Originally posted by: Artanis
good point, end of story. primarily, 64 bit is not the 'performance fever' as some would believe is twice as speedy (because 64=32*2 ). that's the point...
cya!
I see from later posts that you've either completely misunderstood this!? (or...)
There will be a good performance boost from 64-bit. I tried to explain you the technical reasons for that, which are not so selfevident, and have more to do with the ISA, than 64-bit datachunks.
You are practically guaranteed at least 30%, from what I've seen, even from a crude port. And that is a good boost indeed. But actually, more 'mature' optimizing will probably bring that up to 40-55%. And in some extreme cases, where 64-bit integer ops, twice the number and more useful registers, and mapping tricks, will converge, you will see 400%-500% increase.
- Still! Still the primary point of 64-bit is the 64-bit pointers! Because this is 1000nds times more important then a mere performance boost. The things that will be done on the 64-bit platform,
cannot be done at all on a 32-bit platform, at any speed.

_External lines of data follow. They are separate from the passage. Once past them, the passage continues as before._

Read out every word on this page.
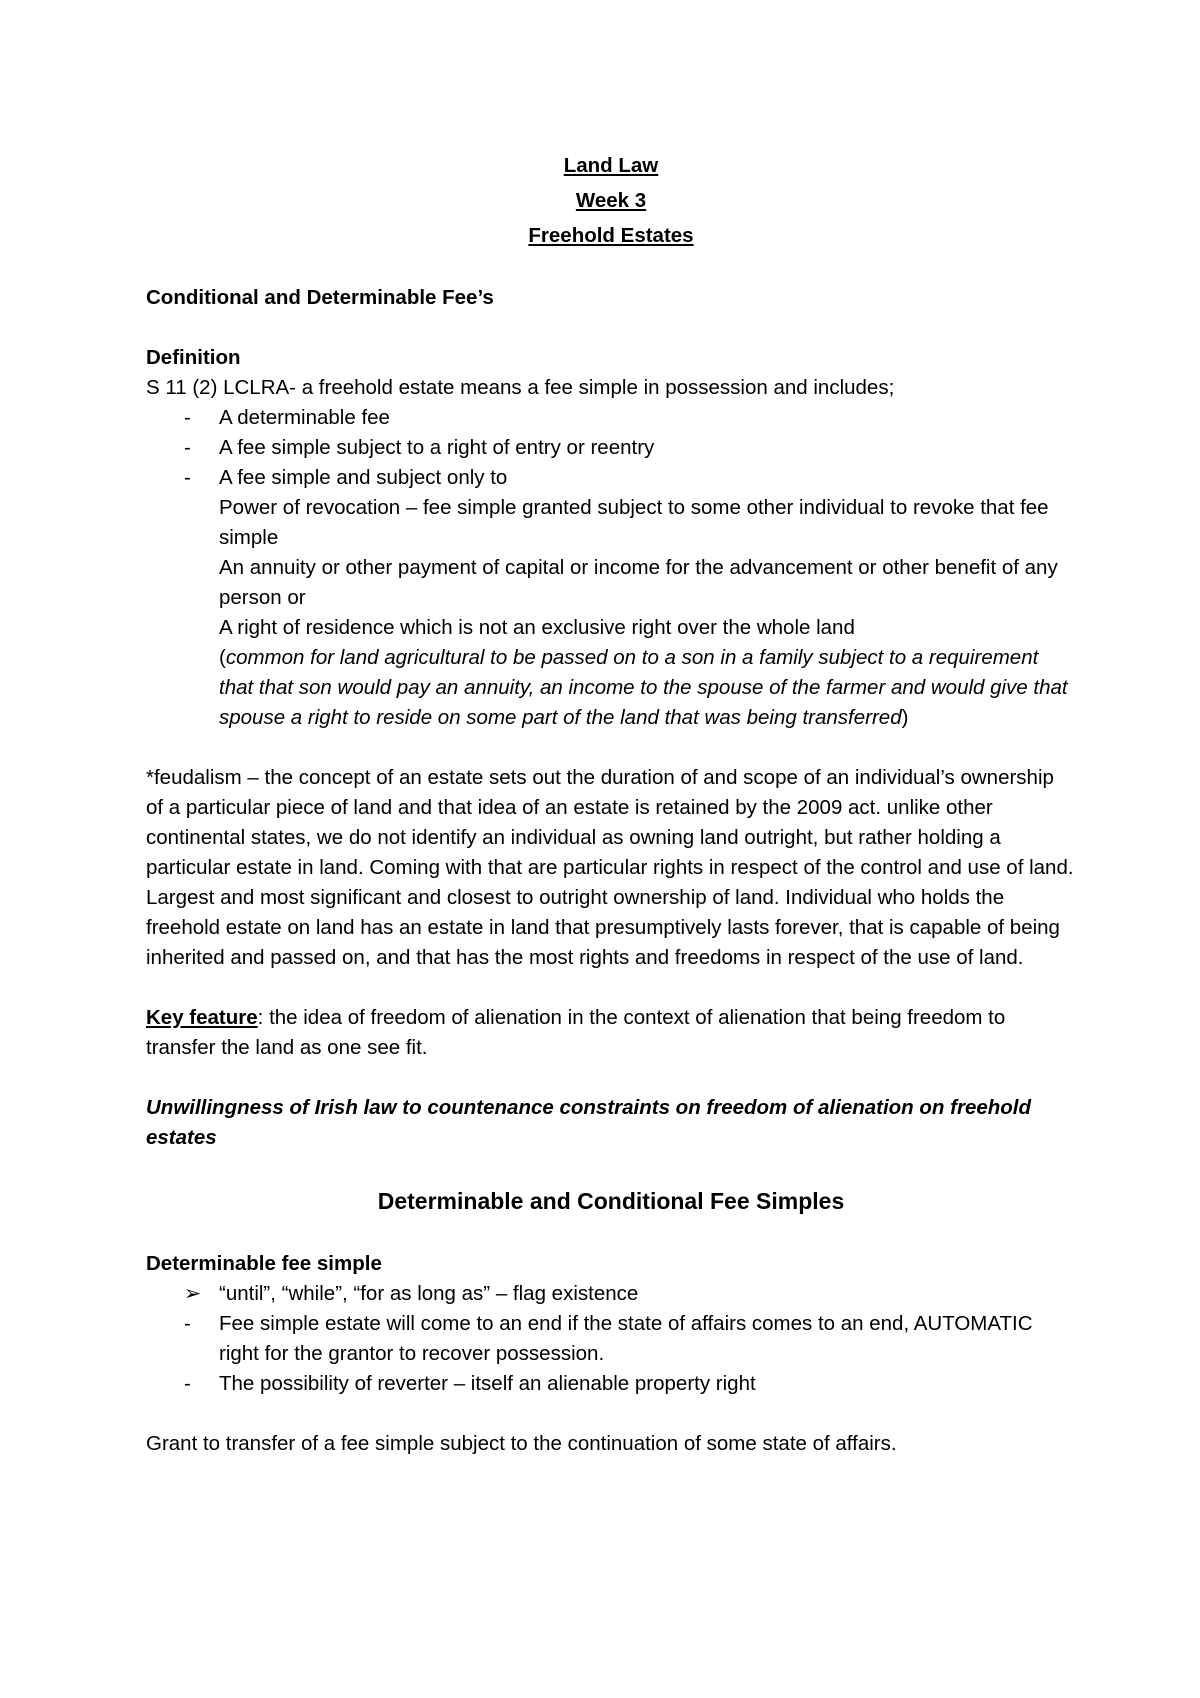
Land Law
Week 3
Freehold Estates

Conditional and Determinable Fee’s

Definition

S 11 (2) LCLRA- a freehold estate means a fee simple in possession and includes;

- A determinable fee
- A fee simple subject to a right of entry or reentry
- A fee simple and subject only to

Power of revocation – fee simple granted subject to some other individual to revoke that fee simple

An annuity or other payment of capital or income for the advancement or other benefit of any person or

A right of residence which is not an exclusive right over the whole land

(common for land agricultural to be passed on to a son in a family subject to a requirement that that son would pay an annuity, an income to the spouse of the farmer and would give that spouse a right to reside on some part of the land that was being transferred)

*feudalism – the concept of an estate sets out the duration of and scope of an individual’s ownership of a particular piece of land and that idea of an estate is retained by the 2009 act. unlike other continental states, we do not identify an individual as owning land outright, but rather holding a particular estate in land. Coming with that are particular rights in respect of the control and use of land. Largest and most significant and closest to outright ownership of land. Individual who holds the freehold estate on land has an estate in land that presumptively lasts forever, that is capable of being inherited and passed on, and that has the most rights and freedoms in respect of the use of land.

Key feature: the idea of freedom of alienation in the context of alienation that being freedom to transfer the land as one see fit.

Unwillingness of Irish law to countenance constraints on freedom of alienation on freehold estates

Determinable and Conditional Fee Simples

Determinable fee simple

➢ “until”, “while”, “for as long as” – flag existence
- Fee simple estate will come to an end if the state of affairs comes to an end, AUTOMATIC right for the grantor to recover possession.
- The possibility of reverter – itself an alienable property right

Grant to transfer of a fee simple subject to the continuation of some state of affairs.
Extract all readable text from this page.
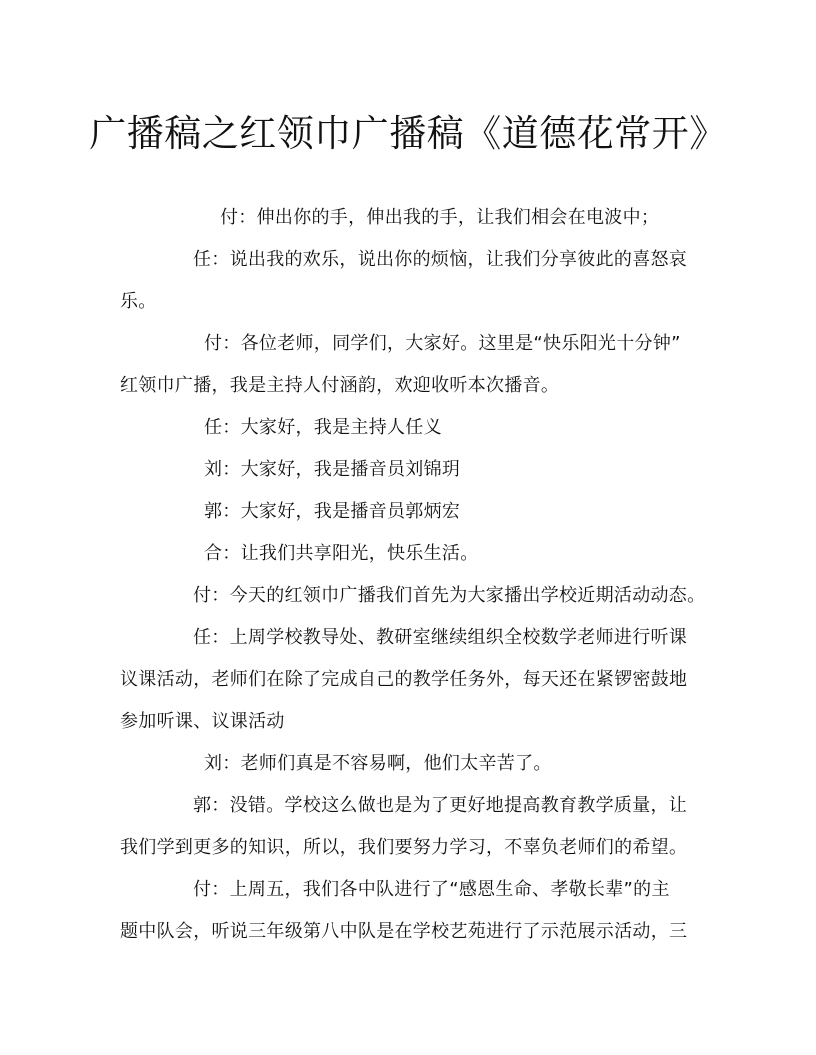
广播稿之红领巾广播稿《道德花常开》
付：伸出你的手，伸出我的手，让我们相会在电波中；
任：说出我的欢乐，说出你的烦恼，让我们分享彼此的喜怒哀
乐。
付：各位老师，同学们，大家好。这里是“快乐阳光十分钟”
红领巾广播，我是主持人付涵韵，欢迎收听本次播音。
任：大家好，我是主持人任义
刘：大家好，我是播音员刘锦玥
郭：大家好，我是播音员郭炳宏
合：让我们共享阳光，快乐生活。
付：今天的红领巾广播我们首先为大家播出学校近期活动动态。
任：上周学校教导处、教研室继续组织全校数学老师进行听课
议课活动，老师们在除了完成自己的教学任务外，每天还在紧锣密鼓地
参加听课、议课活动
刘：老师们真是不容易啊，他们太辛苦了。
郭：没错。学校这么做也是为了更好地提高教育教学质量，让
我们学到更多的知识，所以，我们要努力学习，不辜负老师们的希望。
付：上周五，我们各中队进行了“感恩生命、孝敬长辈”的主
题中队会，听说三年级第八中队是在学校艺苑进行了示范展示活动，三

You might as well try to travel to the moon on your bicycle.
Originally posted by: Grant2
So is it true that 64-bit integer math will be performed much faster on a 64bit cpu? (because it doesn't have to break it down into multiple 32-bit operations)?
Yes. But it will also be faster yet, because we have more visable registers.
Is it also true that 64-bit floating point math will not be performed any faster, because modern CPUs already have specialized 128-bit hardware to handle that?
No, FP will also be faster, because we have more visable registers.
And yes, there already is specialized 64/80-bit hardware (not 128-bit) to handle double precicion FP (64-bit) math.
'128-bit hardware' is actually just 64-bit SSE and 128-bit SSE2 registers, and instruction extensions to include vector operations. I hope you understand what that is. There are still just logical hardware operations for 8, 16, 32, 64 bit long data. And the execution paths are generalized in the A64 to 64-bit. (so there are good reasons to call it a "64-bit" CPU)
An 128-bit instruction operates on vectors. That is, it performs 4 times 32-bit operation, or 2 times 64-bit.
The A64 has basically three execution paths. It also has storage/buffer areas for instructions in work.
The instructions pour into the CPU, into three parallel decoders. Then they collect in a pool, where their sequential order is broken. Each instruction, at this point, have their own version of the contents of 'visable' registers. At this point, a 2X64, 128-bit vector instruction is split up into two 64-bit operations. A sheduler then kicks away the operations, as soon as they are ready (all relevant in-data collected or computed) into either, one of three paralell integer execution units, or one of three specialized FP units.
(If no instruction is ready for sheduling, data is guessed and an operation is kicked into the execution unit anyway, rather than wait. If it eventually proves the guess was wrong, the operation has to be redone, but if right, then the result is already at hand.)
After the execution, the results are collected in an re-ordering queue. There the sequential order is restored, before the results are committed. In this case, the two 64-bit results are written to the visable 128-bit register that is to accumulate the result.
As you see, there is a good deal of parallelism implemented in todays CPUs. Vector ops is one fairly explicit way to put this to good use. My point with this description, is that the real hardware is not exactly the same as what is implied by the ISA, to the assembler programmer. The processing power can be increased by adding more decoder pipes and execution units. Problem is to make use of it. Vector instructions help a bit with that.